What is the appropriate length of time to conduct biomonitoring to assess continued exposure? For susceptible populations, should biomonitoring occur beyond the time period for nonsusceptible populations?

The work group reiterates that both the frequency of biomonitoring and duration of biomonitoring should be based on field data rather than simply theoretic considerations. The environmental sampling data collected to date, when plotted against time since application, appear to show a long environmental half-life (227 days). Available data should be examined to see if similar temporal associations exist using urinary PNP as a measure of exposure, and how declines in urinary PNP relate to natural or clean-up related declines in indoor MP contamination. The current proposal to monitor at least 1 year appears to be a reasonable minimum. Longer biomonitoring may be required if accumulating data indicate the potential for the biomonitoring schedule to miss overexposure situations even after 1 year of followup. The estimates of variability that will be provided by the 7-day study will also help to address this issue .
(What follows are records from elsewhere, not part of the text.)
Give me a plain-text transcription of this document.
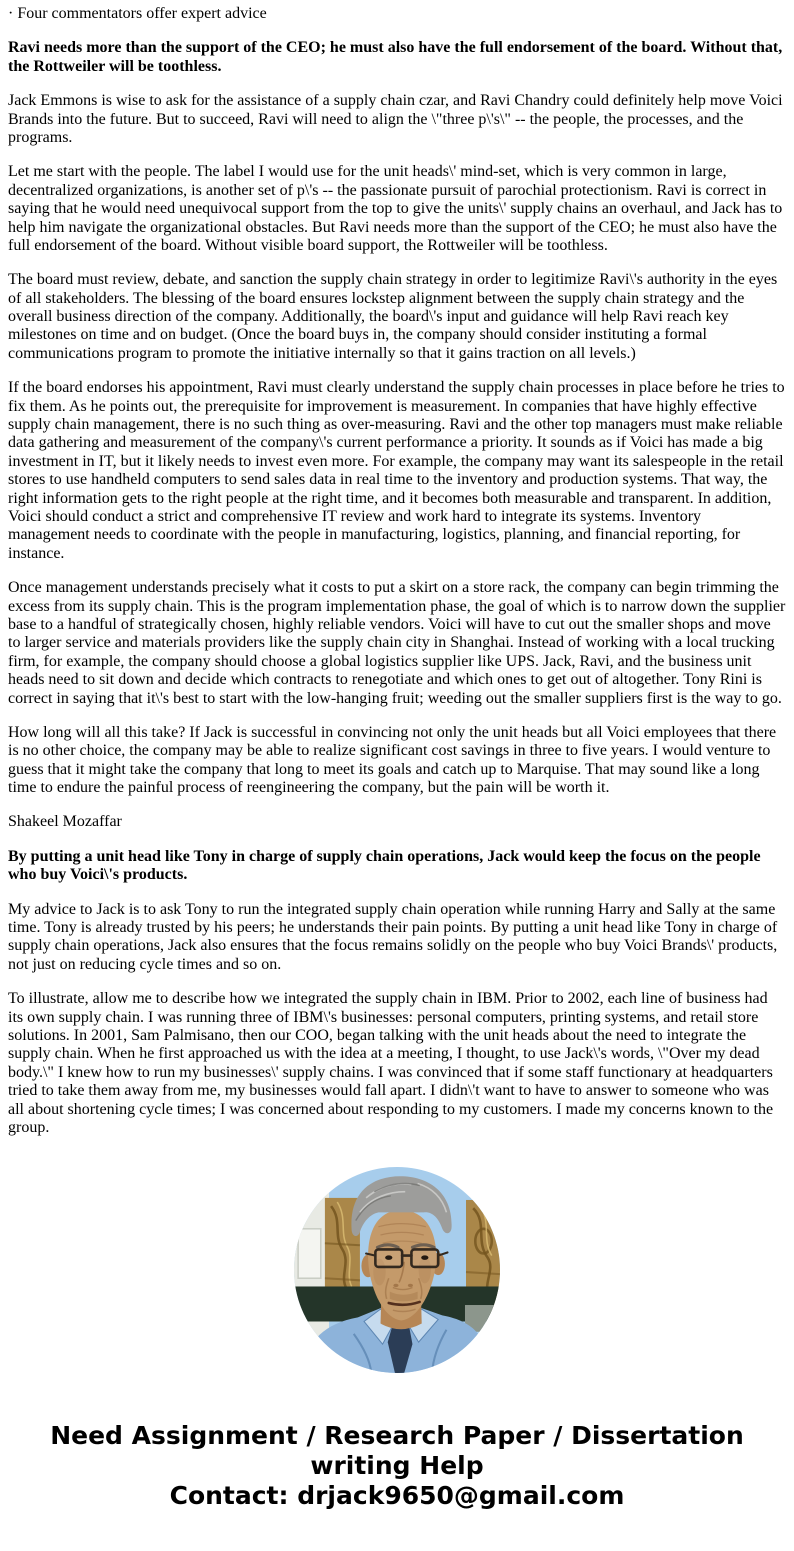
· Four commentators offer expert advice

Ravi needs more than the support of the CEO; he must also have the full endorsement of the board. Without that, the Rottweiler will be toothless.

Jack Emmons is wise to ask for the assistance of a supply chain czar, and Ravi Chandry could definitely help move Voici Brands into the future. But to succeed, Ravi will need to align the \"three p\'s\" -- the people, the processes, and the programs.

Let me start with the people. The label I would use for the unit heads\' mind-set, which is very common in large, decentralized organizations, is another set of p\'s -- the passionate pursuit of parochial protectionism. Ravi is correct in saying that he would need unequivocal support from the top to give the units\' supply chains an overhaul, and Jack has to help him navigate the organizational obstacles. But Ravi needs more than the support of the CEO; he must also have the full endorsement of the board. Without visible board support, the Rottweiler will be toothless.

The board must review, debate, and sanction the supply chain strategy in order to legitimize Ravi\'s authority in the eyes of all stakeholders. The blessing of the board ensures lockstep alignment between the supply chain strategy and the overall business direction of the company. Additionally, the board\'s input and guidance will help Ravi reach key milestones on time and on budget. (Once the board buys in, the company should consider instituting a formal communications program to promote the initiative internally so that it gains traction on all levels.)

If the board endorses his appointment, Ravi must clearly understand the supply chain processes in place before he tries to fix them. As he points out, the prerequisite for improvement is measurement. In companies that have highly effective supply chain management, there is no such thing as over-measuring. Ravi and the other top managers must make reliable data gathering and measurement of the company\'s current performance a priority. It sounds as if Voici has made a big investment in IT, but it likely needs to invest even more. For example, the company may want its salespeople in the retail stores to use handheld computers to send sales data in real time to the inventory and production systems. That way, the right information gets to the right people at the right time, and it becomes both measurable and transparent. In addition, Voici should conduct a strict and comprehensive IT review and work hard to integrate its systems. Inventory management needs to coordinate with the people in manufacturing, logistics, planning, and financial reporting, for instance.

Once management understands precisely what it costs to put a skirt on a store rack, the company can begin trimming the excess from its supply chain. This is the program implementation phase, the goal of which is to narrow down the supplier base to a handful of strategically chosen, highly reliable vendors. Voici will have to cut out the smaller shops and move to larger service and materials providers like the supply chain city in Shanghai. Instead of working with a local trucking firm, for example, the company should choose a global logistics supplier like UPS. Jack, Ravi, and the business unit heads need to sit down and decide which contracts to renegotiate and which ones to get out of altogether. Tony Rini is correct in saying that it\'s best to start with the low-hanging fruit; weeding out the smaller suppliers first is the way to go.

How long will all this take? If Jack is successful in convincing not only the unit heads but all Voici employees that there is no other choice, the company may be able to realize significant cost savings in three to five years. I would venture to guess that it might take the company that long to meet its goals and catch up to Marquise. That may sound like a long time to endure the painful process of reengineering the company, but the pain will be worth it.

Shakeel Mozaffar

By putting a unit head like Tony in charge of supply chain operations, Jack would keep the focus on the people who buy Voici\'s products.

My advice to Jack is to ask Tony to run the integrated supply chain operation while running Harry and Sally at the same time. Tony is already trusted by his peers; he understands their pain points. By putting a unit head like Tony in charge of supply chain operations, Jack also ensures that the focus remains solidly on the people who buy Voici Brands\' products, not just on reducing cycle times and so on.

To illustrate, allow me to describe how we integrated the supply chain in IBM. Prior to 2002, each line of business had its own supply chain. I was running three of IBM\'s businesses: personal computers, printing systems, and retail store solutions. In 2001, Sam Palmisano, then our COO, began talking with the unit heads about the need to integrate the supply chain. When he first approached us with the idea at a meeting, I thought, to use Jack\'s words, \"Over my dead body.\" I knew how to run my businesses\' supply chains. I was convinced that if some staff functionary at headquarters tried to take them away from me, my businesses would fall apart. I didn\'t want to have to answer to someone who was all about shortening cycle times; I was concerned about responding to my customers. I made my concerns known to the group.

Need Assignment / Research Paper / Dissertation
writing Help
Contact: drjack9650@gmail.com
Another important scheduling issue regarding the biomonitoring program is the frequency of sampling. If the 7-day study indicates high variability among spot urinary PNP samples, then the frequency of sampling may need to be increased. If more frequent urinary PNP samples need to be taken, it is preferable to weight these earlier in the course of biomonitoring to minimize continuing exposures due to misclassification errors. Finally, the work group concurs with the concept that high-risk populations may require more intensive biomonitoring (longer and perhaps more frequent); again, these decisions should be based on the considerable amount of data that is being accumulated.